Approximately one-third of the China study sample (32.3%) was receiving CV medications (55.3% in the CVD subgroup and 20.5% in the non-CVD subgroup). The proportions of patients receiving CV medications in the China study sample are lower than those reported for the multinational study population (China study sample: 32.3% overall, with 55.3%, 55.3% and 20.5% in the CVD, ASCVD and non-CVD subgroups, respectively, compared with 76.0% in the overall pooled CAPTURE study sample) [15]. The most frequently used medications in the China study sample were statins and acetylsalicylic acid. Data from this study showed that there was less use of guideline-directed agents (e.g., statins, angiotensin-converting enzyme inhibitors, angiotensin II receptor blockers and platelet-aggregation inhibitors) in patients with T2D and CVD in China compared with the multinational population (excluding China). This indicates that there may be an unmet need for optimal management of this sub-population in China.

The current study has several strengths, including the enrollment of consecutive patients at routine clinical visits. The study was cross-sectional and multinational, using a standardized methodology to collect CVD prevalence data facilitating comparative analysis. With the formal approval of a CV indication for GLAs with demonstrated CV risk reductions in China, this study will serve as a useful reference point for those wishing to monitor the use of these GLAs.
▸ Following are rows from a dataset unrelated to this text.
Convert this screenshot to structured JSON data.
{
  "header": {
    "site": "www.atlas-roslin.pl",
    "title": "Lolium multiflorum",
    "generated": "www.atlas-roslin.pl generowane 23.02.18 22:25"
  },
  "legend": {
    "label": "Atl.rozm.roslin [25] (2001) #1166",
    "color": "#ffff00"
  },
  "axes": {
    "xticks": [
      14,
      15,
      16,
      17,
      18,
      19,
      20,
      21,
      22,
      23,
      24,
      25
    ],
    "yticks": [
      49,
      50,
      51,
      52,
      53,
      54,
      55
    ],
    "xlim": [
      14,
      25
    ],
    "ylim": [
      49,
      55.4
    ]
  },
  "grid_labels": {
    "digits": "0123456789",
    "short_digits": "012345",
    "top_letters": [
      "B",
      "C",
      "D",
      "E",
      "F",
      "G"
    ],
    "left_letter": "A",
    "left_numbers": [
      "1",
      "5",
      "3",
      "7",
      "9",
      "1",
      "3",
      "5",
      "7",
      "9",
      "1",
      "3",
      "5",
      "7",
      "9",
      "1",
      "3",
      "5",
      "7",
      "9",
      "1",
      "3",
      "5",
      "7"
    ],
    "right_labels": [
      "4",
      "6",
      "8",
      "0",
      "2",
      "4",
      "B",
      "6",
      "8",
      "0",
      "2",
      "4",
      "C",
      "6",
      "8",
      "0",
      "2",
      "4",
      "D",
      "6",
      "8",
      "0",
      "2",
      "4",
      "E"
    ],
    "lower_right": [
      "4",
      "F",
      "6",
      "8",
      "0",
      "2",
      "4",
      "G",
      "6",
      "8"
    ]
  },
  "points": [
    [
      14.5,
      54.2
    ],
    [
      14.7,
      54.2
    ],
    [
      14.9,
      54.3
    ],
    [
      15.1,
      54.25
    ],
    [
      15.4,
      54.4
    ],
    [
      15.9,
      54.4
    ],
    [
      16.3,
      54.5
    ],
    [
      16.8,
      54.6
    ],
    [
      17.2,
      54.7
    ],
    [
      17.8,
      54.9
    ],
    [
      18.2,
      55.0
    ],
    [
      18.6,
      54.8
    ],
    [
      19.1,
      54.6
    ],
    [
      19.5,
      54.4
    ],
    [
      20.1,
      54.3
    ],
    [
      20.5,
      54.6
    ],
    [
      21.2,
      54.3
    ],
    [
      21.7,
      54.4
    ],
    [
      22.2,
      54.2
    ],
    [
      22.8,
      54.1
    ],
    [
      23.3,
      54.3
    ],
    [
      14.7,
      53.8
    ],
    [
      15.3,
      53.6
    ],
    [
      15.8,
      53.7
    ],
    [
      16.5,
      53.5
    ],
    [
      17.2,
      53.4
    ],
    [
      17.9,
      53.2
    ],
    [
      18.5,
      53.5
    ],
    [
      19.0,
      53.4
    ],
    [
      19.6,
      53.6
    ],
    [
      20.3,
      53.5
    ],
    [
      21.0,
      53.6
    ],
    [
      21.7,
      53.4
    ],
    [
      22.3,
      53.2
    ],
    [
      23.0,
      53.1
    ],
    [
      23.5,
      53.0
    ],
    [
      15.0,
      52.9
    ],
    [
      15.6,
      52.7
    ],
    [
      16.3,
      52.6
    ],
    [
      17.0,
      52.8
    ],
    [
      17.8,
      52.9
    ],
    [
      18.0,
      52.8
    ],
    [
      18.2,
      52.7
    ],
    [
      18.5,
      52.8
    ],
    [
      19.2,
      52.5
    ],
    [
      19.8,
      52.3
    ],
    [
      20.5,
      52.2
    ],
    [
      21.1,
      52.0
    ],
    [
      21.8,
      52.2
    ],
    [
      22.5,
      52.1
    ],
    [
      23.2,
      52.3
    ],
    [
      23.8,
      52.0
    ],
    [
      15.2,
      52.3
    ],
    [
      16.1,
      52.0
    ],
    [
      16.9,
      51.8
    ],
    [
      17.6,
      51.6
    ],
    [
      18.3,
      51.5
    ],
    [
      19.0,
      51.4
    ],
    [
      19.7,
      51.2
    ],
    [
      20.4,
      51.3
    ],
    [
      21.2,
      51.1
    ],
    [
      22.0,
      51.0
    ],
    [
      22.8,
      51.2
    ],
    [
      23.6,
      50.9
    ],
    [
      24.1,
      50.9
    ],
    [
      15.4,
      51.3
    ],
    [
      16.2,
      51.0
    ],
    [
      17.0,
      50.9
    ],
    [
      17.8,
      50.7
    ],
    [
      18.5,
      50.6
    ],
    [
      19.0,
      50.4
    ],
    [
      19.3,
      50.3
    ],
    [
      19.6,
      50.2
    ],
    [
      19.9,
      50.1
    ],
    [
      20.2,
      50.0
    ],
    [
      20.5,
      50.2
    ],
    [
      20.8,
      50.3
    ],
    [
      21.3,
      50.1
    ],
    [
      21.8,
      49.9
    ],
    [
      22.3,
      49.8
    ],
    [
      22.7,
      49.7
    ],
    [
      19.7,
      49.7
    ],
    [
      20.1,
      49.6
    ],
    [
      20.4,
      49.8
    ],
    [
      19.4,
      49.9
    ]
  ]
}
Limitations of this study include that the selected sites and the small sample size may not be fully representative of the target population of China and thus may not reflect the specific prevalence of CVD in Chinese adults with T2D. Additionally, this was a non-interventional study and did not require adjudication for the presence of complications, and therefore there is a possibility that CVD was underdiagnosed or misdiagnosed. Furthermore, the study was descriptive in design and thus no statistical comparisons were completed. The low prevalence of heart failure reported in the China study population may have resulted from selection bias. For example, it is possible that patients with both T2D and heart failure in China are more likely to visit a cardiologist than an endocrinologist compared with patients in other countries (where cardiologists also participated in the study) and therefore would not have been included in the CAPTURE study.

Conclusions

This study, which to our knowledge represents the first contemporary data on CVD prevalence in patients with T2D in China, shows that one-third of patients with T2D in China have established CVD, but this may be limited to the type of sites selected to participate in the CAPTURE study. The CVD burden is largely accounted for by ASCVD, with the leading causes being stable coronary artery disease, carotid artery disease and stroke. Usage of GLAs with proven CV benefits has been found to be low in Chinese diabetology practice compared with the pooled multinational analysis in the CAPTURE study, suggesting an unmet need for optimal management in this group.